Yes, I'm kind of curious why there's a "netpacket/packet.h" that does
anything other than just include <linux/if_packet.h>. I guess it has
the advantage that it allows the Linux kernel developers to decide not
to have a "linux/if_packet.h" header any more - but if they did, that'd
break stuff that was written to work on libc5 systems as well, and that
therefore included <linux/if_packet.h> rather than <netpacket/packet.h>,
and there are other header files where the libc header file *does*
include a kernel header file, so there are other kernel header files
that can't disappear without breaking glibc.
One minor odd benefit it might provide is that, in at least some
versions of glibc, "netpacket/packet.h" appears to define some 2.4
kernel stuff (PACKET_RX_RING, PACKET_STATISTICS), so that, on *some*
platforms, it might be possible to compile on a 2.2[.x] system code that
can, when run on a 2.4[.x] kernel, use 2.4[.x] features.

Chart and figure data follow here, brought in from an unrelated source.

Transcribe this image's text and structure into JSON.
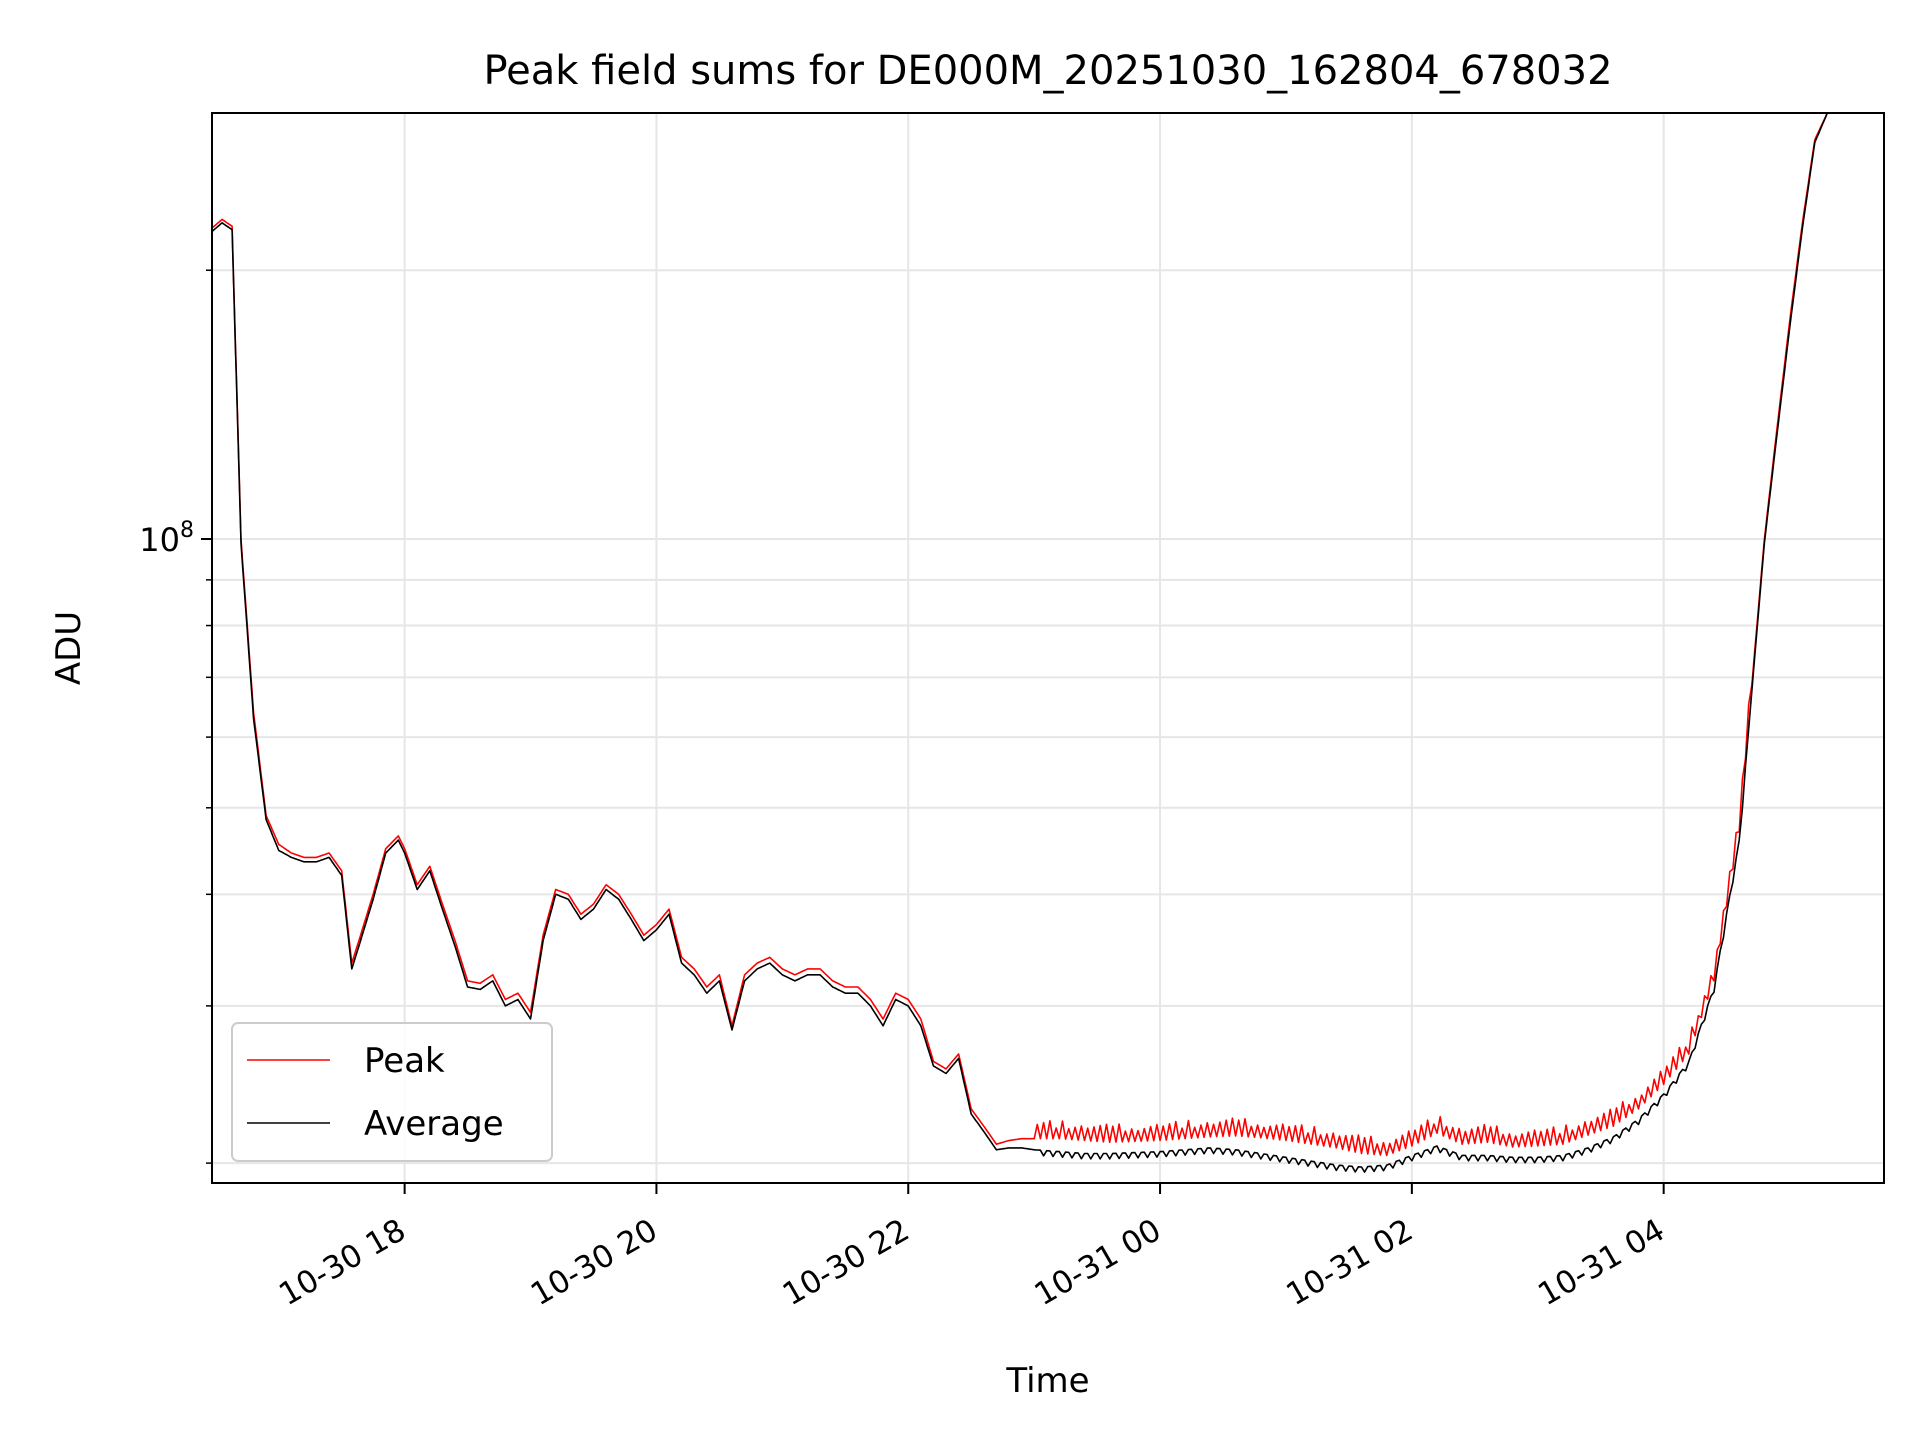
{
  "chart_data": {
    "type": "line",
    "title": "Peak field sums for DE000M_20251030_162804_678032",
    "xlabel": "Time",
    "ylabel": "ADU",
    "yscale": "log",
    "grid": true,
    "legend_position": "lower-left",
    "xlim": [
      16.47,
      29.75
    ],
    "ylim": [
      19000000,
      300000000
    ],
    "x_unit": "hours since 2025-10-30 00:00",
    "x_ticks": [
      {
        "value": 18,
        "label": "10-30 18"
      },
      {
        "value": 20,
        "label": "10-30 20"
      },
      {
        "value": 22,
        "label": "10-30 22"
      },
      {
        "value": 24,
        "label": "10-31 00"
      },
      {
        "value": 26,
        "label": "10-31 02"
      },
      {
        "value": 28,
        "label": "10-31 04"
      }
    ],
    "y_major_ticks": [
      {
        "value": 100000000,
        "base": "10",
        "exp": "8"
      }
    ],
    "y_minor_ticks": [
      20000000,
      30000000,
      40000000,
      50000000,
      60000000,
      70000000,
      80000000,
      90000000,
      200000000
    ],
    "series": [
      {
        "name": "Peak",
        "color": "#ff0000",
        "x": [
          16.47,
          16.55,
          16.63,
          16.7,
          16.8,
          16.9,
          17.0,
          17.1,
          17.2,
          17.3,
          17.4,
          17.5,
          17.58,
          17.65,
          17.75,
          17.85,
          17.95,
          18.0,
          18.1,
          18.2,
          18.3,
          18.4,
          18.5,
          18.6,
          18.7,
          18.8,
          18.9,
          19.0,
          19.1,
          19.2,
          19.3,
          19.4,
          19.5,
          19.6,
          19.7,
          19.8,
          19.9,
          20.0,
          20.1,
          20.2,
          20.3,
          20.4,
          20.5,
          20.6,
          20.7,
          20.8,
          20.9,
          21.0,
          21.1,
          21.2,
          21.3,
          21.4,
          21.5,
          21.6,
          21.7,
          21.8,
          21.9,
          22.0,
          22.1,
          22.2,
          22.3,
          22.4,
          22.5,
          22.6,
          22.7,
          22.8,
          22.9,
          23.0,
          23.2,
          23.4,
          23.6,
          23.8,
          24.0,
          24.2,
          24.4,
          24.6,
          24.8,
          25.0,
          25.2,
          25.4,
          25.6,
          25.8,
          26.0,
          26.2,
          26.4,
          26.6,
          26.8,
          27.0,
          27.2,
          27.4,
          27.6,
          27.8,
          28.0,
          28.2,
          28.4,
          28.6,
          28.8,
          28.9,
          29.0,
          29.1,
          29.2,
          29.3,
          29.4,
          29.5,
          29.6,
          29.75
        ],
        "values": [
          223000000,
          228000000,
          224000000,
          100000000,
          64000000,
          49000000,
          45500000,
          44500000,
          44000000,
          44000000,
          44500000,
          42500000,
          33500000,
          36000000,
          40000000,
          45000000,
          46500000,
          45000000,
          41000000,
          43000000,
          39000000,
          35500000,
          32000000,
          31800000,
          32500000,
          30500000,
          31000000,
          29500000,
          36000000,
          40500000,
          40000000,
          38000000,
          39000000,
          41000000,
          40000000,
          38000000,
          36000000,
          37000000,
          38500000,
          34000000,
          33000000,
          31500000,
          32500000,
          28500000,
          32500000,
          33500000,
          34000000,
          33000000,
          32500000,
          33000000,
          33000000,
          32000000,
          31500000,
          31500000,
          30500000,
          29000000,
          31000000,
          30500000,
          29000000,
          26000000,
          25500000,
          26500000,
          23000000,
          22000000,
          21000000,
          21200000,
          21300000,
          21300000,
          21300000,
          21200000,
          21100000,
          21150000,
          21200000,
          21300000,
          21400000,
          21450000,
          21350000,
          21200000,
          21000000,
          20800000,
          20500000,
          20400000,
          20900000,
          21600000,
          21000000,
          21100000,
          20850000,
          20900000,
          21000000,
          21500000,
          22000000,
          23000000,
          24500000,
          26500000,
          32000000,
          47000000,
          100000000,
          133000000,
          175000000,
          225000000,
          280000000,
          300000000,
          300000000,
          300000000,
          300000000,
          300000000
        ]
      },
      {
        "name": "Average",
        "color": "#000000",
        "x": [
          16.47,
          16.55,
          16.63,
          16.7,
          16.8,
          16.9,
          17.0,
          17.1,
          17.2,
          17.3,
          17.4,
          17.5,
          17.58,
          17.65,
          17.75,
          17.85,
          17.95,
          18.0,
          18.1,
          18.2,
          18.3,
          18.4,
          18.5,
          18.6,
          18.7,
          18.8,
          18.9,
          19.0,
          19.1,
          19.2,
          19.3,
          19.4,
          19.5,
          19.6,
          19.7,
          19.8,
          19.9,
          20.0,
          20.1,
          20.2,
          20.3,
          20.4,
          20.5,
          20.6,
          20.7,
          20.8,
          20.9,
          21.0,
          21.1,
          21.2,
          21.3,
          21.4,
          21.5,
          21.6,
          21.7,
          21.8,
          21.9,
          22.0,
          22.1,
          22.2,
          22.3,
          22.4,
          22.5,
          22.6,
          22.7,
          22.8,
          22.9,
          23.0,
          23.2,
          23.4,
          23.6,
          23.8,
          24.0,
          24.2,
          24.4,
          24.6,
          24.8,
          25.0,
          25.2,
          25.4,
          25.6,
          25.8,
          26.0,
          26.2,
          26.4,
          26.6,
          26.8,
          27.0,
          27.2,
          27.4,
          27.6,
          27.8,
          28.0,
          28.2,
          28.4,
          28.6,
          28.8,
          28.9,
          29.0,
          29.1,
          29.2,
          29.3,
          29.4,
          29.5,
          29.6,
          29.75
        ],
        "values": [
          221000000,
          226000000,
          222000000,
          99000000,
          63000000,
          48500000,
          44800000,
          44000000,
          43500000,
          43500000,
          44000000,
          42000000,
          33000000,
          35500000,
          39500000,
          44500000,
          46000000,
          44500000,
          40500000,
          42500000,
          38500000,
          35000000,
          31500000,
          31300000,
          32000000,
          30000000,
          30500000,
          29000000,
          35500000,
          40000000,
          39500000,
          37500000,
          38500000,
          40500000,
          39500000,
          37500000,
          35500000,
          36500000,
          38000000,
          33500000,
          32500000,
          31000000,
          32000000,
          28200000,
          32000000,
          33000000,
          33500000,
          32500000,
          32000000,
          32500000,
          32500000,
          31500000,
          31000000,
          31000000,
          30000000,
          28500000,
          30500000,
          30000000,
          28500000,
          25700000,
          25200000,
          26200000,
          22700000,
          21700000,
          20700000,
          20800000,
          20800000,
          20700000,
          20600000,
          20500000,
          20500000,
          20550000,
          20600000,
          20700000,
          20800000,
          20700000,
          20500000,
          20300000,
          20100000,
          19900000,
          19800000,
          19900000,
          20400000,
          20900000,
          20400000,
          20400000,
          20300000,
          20300000,
          20400000,
          20800000,
          21400000,
          22400000,
          23900000,
          26000000,
          31500000,
          46000000,
          99000000,
          131000000,
          172000000,
          222000000,
          278000000,
          300000000,
          300000000,
          300000000,
          300000000,
          300000000
        ]
      }
    ]
  }
}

I guess one other rationale might have been that maybe, in the future,
other systems will support PF_PACKET sockets, and if those systems use
<netpacket/packet.h> then that'd be a portable way of getting the stuff
for the PF_PACKET socket API.
But I'm not sure whether those are even strong enough to have a header
file other than <linux/if_packet.h> for this...
> BTW: Does anybody know why glibc has a copy of the structures and
> defines from if_packet.h in netpacket/packet.h? This only asks for
> getting out of sync.
...much less to have <netpacket/packet.h> do anything other than include
<linux/if_packet.h>.
You might want to ask the glibc folk what the rationale for this was; it
sure does look as if it runs the risk of getting out of sync.